Mr. Fonyo, who when he was 12 lost a leg to cancer and who was made an Officer of the Order in 1985, has since had a history of criminal behaviour including assault, aggravated assault, theft, fraud, drunk driving and driving without a license.

However, he also ran across Canada in 1984 on one good leg and one artificial one – following and completing the route of the saintly, cranky and doomed Terry Fox – and in the process raised $13 million for cancer research. This was no small feat for an ordinary man with a serious disability and it is said here that Mr. Fonyo – bad judgment, substance abuse and all – deserved his Order of Canada.

This is somewhat different from the record of Lord Black, about whom it would be a fair comment to say that both his past remarks about Canada, which he once termed “an oppressive little world,” and his manner of conducting his business affairs both deviated “from generally recognized standards of public behaviour,” which may also be considered grounds for revocation of the Order. Lord Black, of course, renounced his Canadian citizenship in 2001 to become a member of the British House of Lords.

Yet Lord Black, by contrast to Mr. Fonyo, remains to this day a member of the Order despite having been properly convicted of serious criminal offenses by an impartial court in a neighbouring democracy.

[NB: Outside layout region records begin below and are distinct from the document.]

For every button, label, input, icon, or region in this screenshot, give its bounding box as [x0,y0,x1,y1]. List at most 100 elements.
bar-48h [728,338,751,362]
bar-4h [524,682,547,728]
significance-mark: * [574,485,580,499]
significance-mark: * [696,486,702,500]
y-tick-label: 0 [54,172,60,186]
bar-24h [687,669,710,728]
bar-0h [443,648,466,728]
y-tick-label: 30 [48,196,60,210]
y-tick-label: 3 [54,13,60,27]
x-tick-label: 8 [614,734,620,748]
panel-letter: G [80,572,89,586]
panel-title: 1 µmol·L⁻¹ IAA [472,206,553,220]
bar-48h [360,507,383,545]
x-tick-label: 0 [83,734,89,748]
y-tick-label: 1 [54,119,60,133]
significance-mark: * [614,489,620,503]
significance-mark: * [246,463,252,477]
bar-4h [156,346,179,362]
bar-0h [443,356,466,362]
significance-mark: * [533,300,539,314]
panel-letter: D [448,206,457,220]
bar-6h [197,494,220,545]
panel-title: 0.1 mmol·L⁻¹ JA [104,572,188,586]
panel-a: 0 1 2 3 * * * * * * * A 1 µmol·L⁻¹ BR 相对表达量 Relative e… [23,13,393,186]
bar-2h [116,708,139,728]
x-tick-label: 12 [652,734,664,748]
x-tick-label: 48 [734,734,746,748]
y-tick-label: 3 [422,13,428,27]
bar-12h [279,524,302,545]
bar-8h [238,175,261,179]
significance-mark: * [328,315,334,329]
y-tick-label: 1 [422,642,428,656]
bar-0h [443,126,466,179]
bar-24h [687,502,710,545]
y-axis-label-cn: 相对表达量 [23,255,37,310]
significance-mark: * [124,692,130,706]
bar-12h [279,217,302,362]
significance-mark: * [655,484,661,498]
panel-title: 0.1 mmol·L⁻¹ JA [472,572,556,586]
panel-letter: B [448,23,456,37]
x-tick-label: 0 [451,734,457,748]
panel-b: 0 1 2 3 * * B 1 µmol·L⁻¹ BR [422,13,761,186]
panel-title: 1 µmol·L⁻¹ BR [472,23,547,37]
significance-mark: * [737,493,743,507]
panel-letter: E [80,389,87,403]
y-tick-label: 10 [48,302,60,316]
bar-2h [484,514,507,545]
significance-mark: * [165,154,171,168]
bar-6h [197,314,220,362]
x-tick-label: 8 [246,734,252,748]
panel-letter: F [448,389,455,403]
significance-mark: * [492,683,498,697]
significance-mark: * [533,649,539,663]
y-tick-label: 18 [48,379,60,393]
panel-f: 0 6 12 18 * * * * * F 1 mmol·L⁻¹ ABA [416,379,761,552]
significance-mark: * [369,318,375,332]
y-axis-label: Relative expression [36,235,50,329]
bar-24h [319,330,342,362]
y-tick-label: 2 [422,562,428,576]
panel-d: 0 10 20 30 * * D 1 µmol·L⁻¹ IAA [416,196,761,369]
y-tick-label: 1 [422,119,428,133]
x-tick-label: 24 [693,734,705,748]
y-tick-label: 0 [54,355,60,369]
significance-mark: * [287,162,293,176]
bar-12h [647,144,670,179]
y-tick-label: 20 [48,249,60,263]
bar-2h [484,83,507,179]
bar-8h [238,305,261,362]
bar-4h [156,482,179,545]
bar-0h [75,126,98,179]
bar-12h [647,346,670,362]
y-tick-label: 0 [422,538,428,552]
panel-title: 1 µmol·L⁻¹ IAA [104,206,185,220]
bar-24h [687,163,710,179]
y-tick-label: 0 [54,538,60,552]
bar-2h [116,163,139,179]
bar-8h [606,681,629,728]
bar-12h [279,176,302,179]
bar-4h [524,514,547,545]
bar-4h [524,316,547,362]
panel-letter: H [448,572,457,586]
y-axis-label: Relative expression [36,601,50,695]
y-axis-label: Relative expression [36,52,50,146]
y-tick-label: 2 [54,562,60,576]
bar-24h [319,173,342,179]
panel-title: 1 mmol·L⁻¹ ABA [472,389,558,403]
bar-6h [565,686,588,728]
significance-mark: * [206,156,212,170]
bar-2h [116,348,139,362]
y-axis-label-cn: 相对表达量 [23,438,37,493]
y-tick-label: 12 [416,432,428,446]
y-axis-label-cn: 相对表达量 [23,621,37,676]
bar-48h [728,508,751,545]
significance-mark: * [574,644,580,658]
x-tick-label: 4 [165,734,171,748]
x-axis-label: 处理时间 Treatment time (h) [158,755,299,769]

Lord Black has had some success overturning some of those charges, but as of yesterday the unanimous decision of the U.S. appeal court upheld two charges and indicated the judges believe Lord Black, who at the moment is free on bail, should still face a stiff sentence for his crimes.

Lord Black was sentenced to six and a half years in jail in 2007 and had served about two years when he was released on bail. He will now be re-sentenced by Judge Amy St. Eve of the District Court of Northern Illinois, who was the judge in his original trial. If she chooses, she may impose the same sentence as before or let him serve his time in the community on probation.

But Judge St. Eve’s eventual decision regarding how Lord Black spends his time is really irrelevant to the matter of his Order of Canada. His conviction stands. Surely it is now time for David Johnston, the Governor General who replaced Ms. Jean, to say “enough” and end this blemish on the Order of Canada by dismissing Lord Black from its ranks.

This post also appears on rabble.ca.